A 2021 report by analyst Guy Fraker, commissioned by a political action committee seeking insurance reforms, found that just 8% of $15 billion spent on litigated claims since 2015 went to policyholders. Plaintiffs lawyers got 71% and defense attorneys hired by insurers took the other 21%.

In a guest editorial published this week by the Jacksonville Daily Record, state Sen. Jeff Brandes, a Tampa Bay Republican, called the crisis “the biggest economic challenge in the state’s history.”

Echoing assessments by insurance industry leaders and investment analysts, Brandes blamed the problem on “a highly coordinated network of a few lawyers and contractors that have helped shape and used current laws to their advantage to make it impossible for insurance companies to offer reliable and affordable coverage.”

The crisis, he wrote, “is not, as some will claim, a war between consumer protection champions (plaintiffs attorneys) and insurers with Florida citizens caught in a legal crossfire.” Rather, he said, “Florida citizens and insurers are the pawns and targets, respectively, in a carefully planned and executed assault.”

Six Florida-based insurers have been liquidated under state supervision since 2018, including one of the state’ largest, Orlando-based St. Johns Insurance Co., which was ordered into receivership in February while it had 147,000 policies. Those customers were able to maintain their coverage when startup insurer Slide agreed to take over their policies uninterrupted.

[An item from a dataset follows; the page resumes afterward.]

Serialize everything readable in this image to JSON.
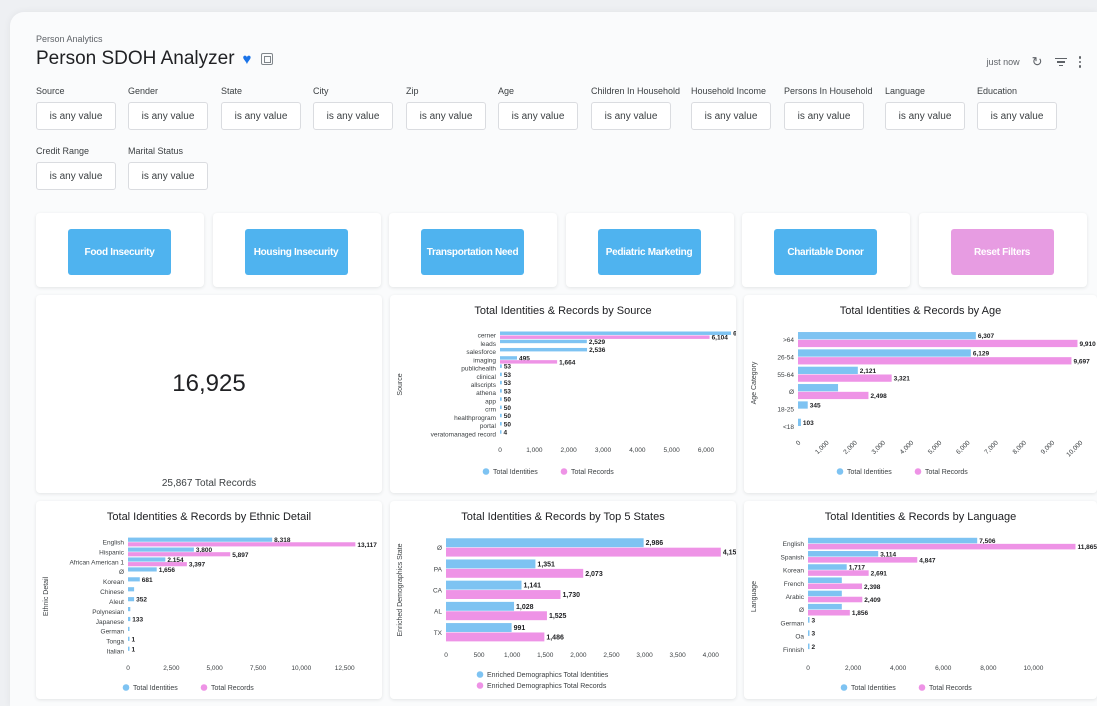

Customers of Tampa-based Avatar Property & Casualty weren’t so fortunate when that company went into receivership in March. The dissolution forced 37,000 policyholders to find new carriers. Many had no choice but to go into state-run Citizens Property Insurance Corp., the so-called insurer of last resort.

Most recently, Sunrise-based FedNat Holding Company announced plans to cancel 68,200 policies as part of a rehabilitation plan ordered by the state Office of Insurance Regulation. The order followed a downgrade of FedNat Insurance Company’s financial strength rating by ratings agency Demotech.

Demotech downgraded the rating after determining that FedNat could not purchase required levels of reinsurance — which is insurance that insurers buy to ensure they can pay claims after catastrophes —without a fresh infusion of capital investment.

The rehabilitation plan will include a transfer of FedNat’s 83,000 remaining policies to sister company Monarch, which entered an agreement with a new investor to provide capital “through an acquisition,” according to terms of a consent order signed by state Insurance Commissioner David Altmaier.

Insurers that haven’t yet gone bankrupt have responded by raising rates — some by up to 40% to 50% — resulting in premium increases driven higher by inflation-driven hikes in replacement value costs for nearly all covered homes.

The cost of homeowner insurance in Florida increased by an average 32.5% between 2016 and 2021 — highest in the nation, according to price-comparison website Valuepenguin.com. Overall in the United States, the cost increased by an average 10.9%.

Many have also tightened eligibility requirements by reducing ages of homes they are willing to cover, requiring customers to replace their roofs as a condition of renewal, limiting coverage of water damage from pipe breaks, appliance leaks and other non-weather-related events, and refusing to write new policies in high-risk zip codes and regions.

Rising premiums, failing carriers, non-renewals and increased coverage restrictions have converged to push hundreds of thousands of policyholders into Citizens.

The safety net insurer is on the verge of increasing from 420,000 policies in early 2019 to a projected 1.1 million by the end of the year. That’s dangerous for several reasons, analysts say.

The first is that, because it cannot increase rates as quickly as private market insurers can, Citizens remains a lower-cost choice and makes higher-cost private companies less attractive to consumers.

Also, the larger pool of policyholders increases the likelihood that Citizens’ $6 billion surplus will be depleted before covering all claims after one or more major hurricanes.

Information from the News Service of Florida was used in this report.